You can have two basic types of injuries. You can have soft tissue or bone. You can also have injuries that involve the nerve or just tissue. Often times, it will be a combination of many things. For instance, I have an injury involving my Brachioradialis, my tricep, and my radial nerve. So, my symptoms were anything I try to do prone or even neutral grip kills me. I can do bar or dumbell curls, but hammer curls and reverse curls were murder. I also have a lot of popping at my elbow. That is likely related to the know in the lateral head of my triceps. If one understands the nerves, they know the brachial plexus splits when it leaves the shoulder to become the radial nerve. It feeds down the arm through the septum between the bicep and triceps. through the elbow and down by the thumb. If it gets entrapped higher, it can show up as pain in a variety of spots. Its a real issue that many times massage will not fix. It gets restricted by myofascial damage. That cant just be fixed by deep tissue work alone without a deep understanding of the likely entrapment sites. There is also problems with adhesions that can restrict tissue movement.

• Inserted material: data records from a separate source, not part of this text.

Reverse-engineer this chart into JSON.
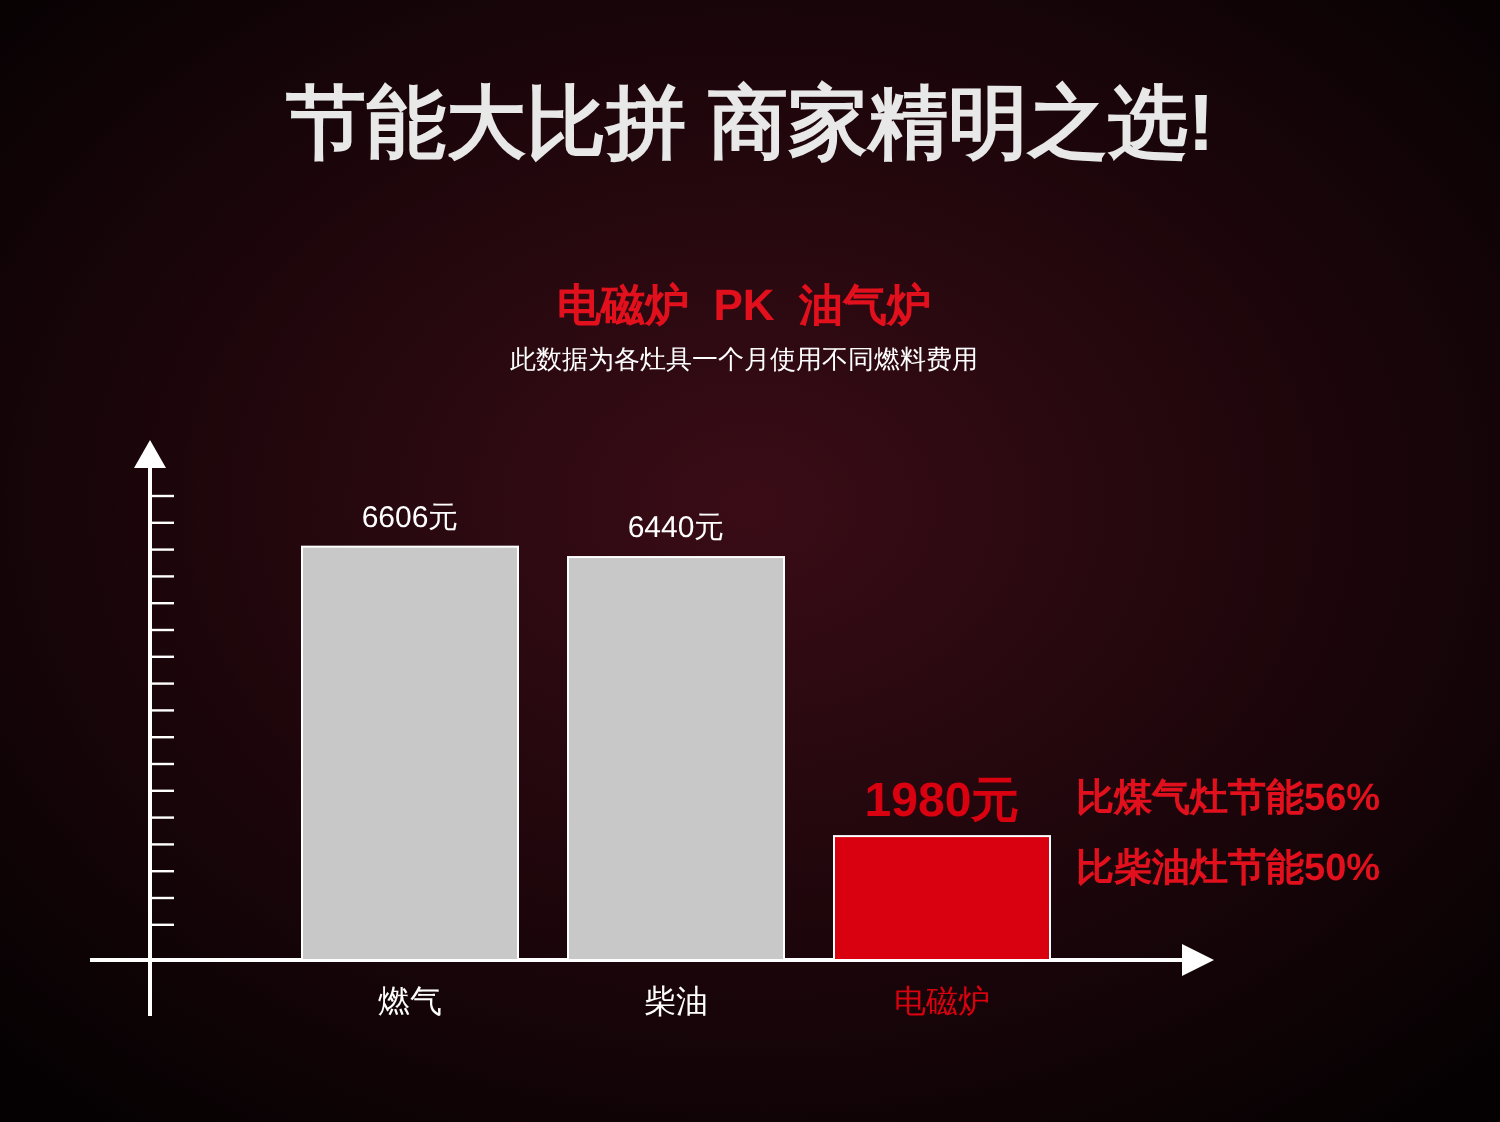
{
  "chart_data": {
    "type": "bar",
    "title": "节能大比拼 商家精明之选!",
    "subtitle": "电磁炉  PK  油气炉",
    "annotations": [
      "此数据为各灶具一个月使用不同燃料费用",
      "比煤气灶节能56%",
      "比柴油灶节能50%"
    ],
    "categories": [
      "燃气",
      "柴油",
      "电磁炉"
    ],
    "values": [
      6606,
      6440,
      1980
    ],
    "value_labels": [
      "6606元",
      "6440元",
      "1980元"
    ],
    "colors": [
      "#c8c8c8",
      "#c8c8c8",
      "#d9000f"
    ],
    "grid": false
  }
}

There are specialized modalities available to fix specific issues.


Active Release Technique is a very precise form of myofascial release. It hones in on very specific protocols to fix injuries. It is a much more precise from of therapy than myofascial release. It takes a skilled person to apply it correctly. Done in the right hands, it can be a miracle. Done in the wrong hands, it will painful and unproductive.


This is a form of deep tissue work where the hands are replaced by tools made of surgical grade stainless steel. It save the practitioners hands, but also gives feedback through the implement. The tool will actually vibrate from hitting tough and leathery tissues. Is good for big muscles, but can be harsh if tools are pressed too hard.


Based on meridians and eastern medicine, this is a very effective form of therapy. I only have experience in western accupuncture. This is where they place the needles in you, and then use EMS(electronic muscle stimulation). This sends a pulse down the nerves which can calm down the spasm.

Deep Tissue Massage

This form of massage is about pounding all the adhesions out of the muscle. The muscles get dysfunctional from all the lack of sliding. Its like when you damage the muscle, the fibers heal like a bowl of spaghetti. So you have many fiber sliding and pockets that don’t slide. This leads to more tearing and more damage. A very useful tool in the right hands.

The bottom line is, if you train hard, you need to take care of your body. I am a firm believer in taking care of your body. If you beat up your body, you need to take care of it. Find a good therapist and have them keep you healthy so you can perform at your best.